Respondent D asserted from a general point of view that the success of mergers and acquisitions mainly depends on the capability of management, leadership practices, as well as the leader’s strategic vision. As a result, economies of scale are secured, growth is strengthened and sustainability of the company is guaranteed. In this view, the interviewee D provided a rating of 9.

It has been examined that effective M&A has advantageous implications for the productivity and performance of the company and enhances shareholder value. This has been realised by the fact that companies complement one another through their respective strengths allowing them to overcome challenges after they become a combined entity. The operating capacity of the three companies in terms of performance and productivity increased significantly through their mergers and acquisitions as well as accumulated a build-up of new equity capital. This enhanced their capacities of profit and revenue after mergers and acquisitions.

Discussion

The data findings show that the mergers and acquisitions provide an essential technique for the telecommunications organizations to increase value for the key shareholders. This is done by instilling strategies that escalate revenues and control costs as the larger telecommunications companies have potential to attain revenue gains through filling existing gaps in the service range. M&A processes also enable companies to increase their market size and combine the advantages of economies of scale which improves the credibility of the companies. Embracing M&A enhances the performance of the company by generating value for the shareholders and accelerating revenues.

The findings also show that M&A offers the advantage of cost reduction and increases the company size that eventually assists in igniting potential investor’s interest. Literature sources also showed that the business performance of the companies was improved as a result of embracing cultural change that helped in gaining a competitive advantage (Appelbaum et al., 2017). The telecommunications sector in the US experienced significant growth after the rise of mergers and acquisitions and this led to increase in earnings in the corporates involved. The operating capacity of the three companies increased significantly through their mergers and acquisitions as well as accumulated a build-up of new equity capital. This enhanced their capacities of profit and revenue after mergers and acquisitions.

The case of AT&T and Bell South acquisition comprised of an efficient and robust network where AT&T acquired 50.1% of Bell South. After this acquisition AT&T received increased exposure and experienced an improved capital position. As a result, the company was able to build connectivity and enhance its performance. The case study of the Mobile Corporation and Exxon showed that the company improved its position after the merger in the telecommunications market share. Furthermore, the shareholder value increased and the company began to flourish in the US.

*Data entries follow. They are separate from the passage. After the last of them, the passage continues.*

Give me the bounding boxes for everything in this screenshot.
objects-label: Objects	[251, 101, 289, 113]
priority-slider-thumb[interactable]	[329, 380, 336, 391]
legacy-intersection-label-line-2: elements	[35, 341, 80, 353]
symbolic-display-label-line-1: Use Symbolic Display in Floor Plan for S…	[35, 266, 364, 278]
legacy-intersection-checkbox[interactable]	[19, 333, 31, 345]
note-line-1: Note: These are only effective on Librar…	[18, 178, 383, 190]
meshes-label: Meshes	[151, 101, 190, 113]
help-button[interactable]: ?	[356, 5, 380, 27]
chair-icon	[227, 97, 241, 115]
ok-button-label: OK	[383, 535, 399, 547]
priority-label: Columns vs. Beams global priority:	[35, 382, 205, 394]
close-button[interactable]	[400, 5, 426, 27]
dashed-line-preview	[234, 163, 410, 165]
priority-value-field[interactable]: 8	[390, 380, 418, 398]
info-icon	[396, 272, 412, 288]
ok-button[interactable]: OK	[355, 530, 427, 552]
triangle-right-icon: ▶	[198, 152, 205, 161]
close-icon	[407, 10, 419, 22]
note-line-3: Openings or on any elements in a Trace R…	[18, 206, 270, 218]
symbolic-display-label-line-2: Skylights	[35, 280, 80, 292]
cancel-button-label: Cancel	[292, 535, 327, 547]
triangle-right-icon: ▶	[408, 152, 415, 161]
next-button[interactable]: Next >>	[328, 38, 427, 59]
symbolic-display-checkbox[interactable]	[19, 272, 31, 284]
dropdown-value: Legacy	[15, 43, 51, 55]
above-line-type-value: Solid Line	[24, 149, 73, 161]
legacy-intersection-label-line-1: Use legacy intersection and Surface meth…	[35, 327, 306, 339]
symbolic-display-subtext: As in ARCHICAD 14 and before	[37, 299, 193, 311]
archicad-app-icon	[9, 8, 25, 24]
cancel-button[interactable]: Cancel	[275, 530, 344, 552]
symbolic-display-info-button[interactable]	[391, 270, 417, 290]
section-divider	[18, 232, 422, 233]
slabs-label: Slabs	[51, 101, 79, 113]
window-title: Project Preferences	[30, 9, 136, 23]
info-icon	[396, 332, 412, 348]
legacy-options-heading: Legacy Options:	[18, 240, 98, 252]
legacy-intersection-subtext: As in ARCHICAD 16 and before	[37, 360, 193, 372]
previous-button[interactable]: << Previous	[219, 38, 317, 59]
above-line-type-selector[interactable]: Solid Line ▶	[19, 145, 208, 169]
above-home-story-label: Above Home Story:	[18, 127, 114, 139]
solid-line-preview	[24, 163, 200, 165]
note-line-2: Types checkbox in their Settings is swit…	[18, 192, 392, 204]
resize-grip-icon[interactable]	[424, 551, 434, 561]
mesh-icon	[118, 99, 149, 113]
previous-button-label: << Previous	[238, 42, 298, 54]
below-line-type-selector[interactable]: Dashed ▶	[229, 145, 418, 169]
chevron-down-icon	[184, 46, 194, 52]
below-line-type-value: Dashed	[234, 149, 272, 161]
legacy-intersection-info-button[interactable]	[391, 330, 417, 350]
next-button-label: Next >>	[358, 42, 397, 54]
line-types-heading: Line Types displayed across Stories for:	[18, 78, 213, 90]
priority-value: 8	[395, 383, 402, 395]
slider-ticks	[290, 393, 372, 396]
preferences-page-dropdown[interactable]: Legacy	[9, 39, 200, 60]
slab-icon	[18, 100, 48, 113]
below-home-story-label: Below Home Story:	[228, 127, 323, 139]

However, the Nextel Communications and Sprint Corporation merger clearly defined the factors that could affect the failure. The literature review indicates that the process of mergers and acquisitions have led individual companies to experience negative values after the mergers and acquisitions formalities have been finalised (DePamphilis, 2019). In addition, it is highlighted that company stakeholders usually formulate wrong values during pre-mergers and acquisitions process owing to grey areas and hidden costs that are usually not assessed before initializing the process. The two parties in this case failed to trust each other because Sprint eventually realized that Nextel’s network was deteriorating which they assumed led to increased customer loss in the company.